Lafont's own marriage to Blain – "the French James Dean" – when she was 18, lasted two years, and she subsequently married the sculptor and experimental film-maker Diourka Medveczky, who directed her in the back-to-the-land movie Paul (1969). The couple's three children were mostly brought up by Lafont's mother in the Cévennes while she continued her career, something she later regretted.

She starred with Léaud in Jacques Rivette's experimental and unwieldy Out 1 (1971) and in The Mother and the Whore (1973), the demanding, autobiographical love-triangle film written and directed by Jean Eustache. It won the Grand Prix of the Jury at the Cannes Film Festival and remained one of her definitive and favourite movies. Lafont never worked with Jean-Luc Godard but revealed in interviews and in her 1997 autobiography that had Jean Seberg not committed to A Bout De Souffle (1960), Godard would have ditched Jean-Paul Belmondo and cast her and Charles Aznavour instead.
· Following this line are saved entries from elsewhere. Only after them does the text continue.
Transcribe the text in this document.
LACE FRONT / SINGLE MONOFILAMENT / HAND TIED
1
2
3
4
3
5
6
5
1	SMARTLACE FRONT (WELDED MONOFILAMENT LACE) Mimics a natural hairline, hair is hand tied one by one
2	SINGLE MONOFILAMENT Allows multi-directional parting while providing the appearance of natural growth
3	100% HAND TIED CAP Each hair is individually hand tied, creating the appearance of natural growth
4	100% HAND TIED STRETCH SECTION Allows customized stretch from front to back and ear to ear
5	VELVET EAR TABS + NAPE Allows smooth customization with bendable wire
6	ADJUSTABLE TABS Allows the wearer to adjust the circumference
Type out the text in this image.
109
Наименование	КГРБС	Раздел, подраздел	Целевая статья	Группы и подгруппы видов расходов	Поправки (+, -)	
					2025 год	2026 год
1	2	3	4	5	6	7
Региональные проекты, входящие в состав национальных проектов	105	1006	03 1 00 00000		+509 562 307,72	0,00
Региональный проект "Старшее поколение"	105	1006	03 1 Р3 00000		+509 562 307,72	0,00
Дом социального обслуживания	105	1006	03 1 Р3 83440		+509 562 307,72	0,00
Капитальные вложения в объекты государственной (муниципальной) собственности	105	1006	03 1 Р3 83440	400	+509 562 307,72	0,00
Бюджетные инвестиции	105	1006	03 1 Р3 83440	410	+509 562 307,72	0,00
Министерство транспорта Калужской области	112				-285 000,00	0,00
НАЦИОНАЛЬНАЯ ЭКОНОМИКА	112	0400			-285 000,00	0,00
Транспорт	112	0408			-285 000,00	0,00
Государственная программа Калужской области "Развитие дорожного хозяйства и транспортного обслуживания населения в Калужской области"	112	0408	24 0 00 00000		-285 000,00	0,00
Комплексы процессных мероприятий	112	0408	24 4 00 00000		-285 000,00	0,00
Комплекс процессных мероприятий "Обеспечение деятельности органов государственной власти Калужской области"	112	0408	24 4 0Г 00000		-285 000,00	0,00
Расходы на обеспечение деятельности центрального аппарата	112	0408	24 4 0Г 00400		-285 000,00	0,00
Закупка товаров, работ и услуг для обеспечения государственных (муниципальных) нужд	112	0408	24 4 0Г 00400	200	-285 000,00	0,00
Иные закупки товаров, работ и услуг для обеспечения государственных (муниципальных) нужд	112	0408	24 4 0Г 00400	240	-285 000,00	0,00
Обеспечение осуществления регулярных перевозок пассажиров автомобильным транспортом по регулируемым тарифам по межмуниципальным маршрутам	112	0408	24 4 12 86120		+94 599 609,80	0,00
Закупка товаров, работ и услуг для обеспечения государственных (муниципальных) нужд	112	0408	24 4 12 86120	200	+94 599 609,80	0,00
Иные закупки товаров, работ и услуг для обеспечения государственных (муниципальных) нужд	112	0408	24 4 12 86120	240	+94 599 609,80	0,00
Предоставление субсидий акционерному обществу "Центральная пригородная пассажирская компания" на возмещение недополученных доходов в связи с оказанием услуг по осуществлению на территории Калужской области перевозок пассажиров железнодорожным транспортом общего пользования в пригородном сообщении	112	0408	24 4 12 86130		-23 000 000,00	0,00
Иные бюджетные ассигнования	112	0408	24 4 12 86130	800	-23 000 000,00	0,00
A latecomer to the theatre, she threw herself into her work after the death of her daughter Pauline in a freak accident while hiking in the Cévennes in 1988. "Acting saved me," she reflected. "Actors enjoy themselves on stage. Cinema is where directors have all the fun." One of her proudest moments in recent years was her participation in Broken English, helmed by Zoe Cassevetes in 2007. "It was partly shot in Paris and I had a great scene," she said. "And Gena Rowlands [Zoe's mother] is in the film. Even if our characters never meet, it was a thrill to be in the same movie."

Lafont was made an Officier de la Légion d'Honneur in July 2009. Her death was front-page news in France, where she was considered a sex symbol and actress comparable to Brigitte Bardot and Jeanne Moreau. Or as Truffaut once said of her, "a great comedienne and a wonderful girl".

Bernadette Lafont, actress: born Nîmes 28 October 1938; married 1957 Gérard Blain (divorced 1959), 1960 Diourka Medveczky (one son, one daughter, and one daughter deceased); died Nîmes 25 July 2013.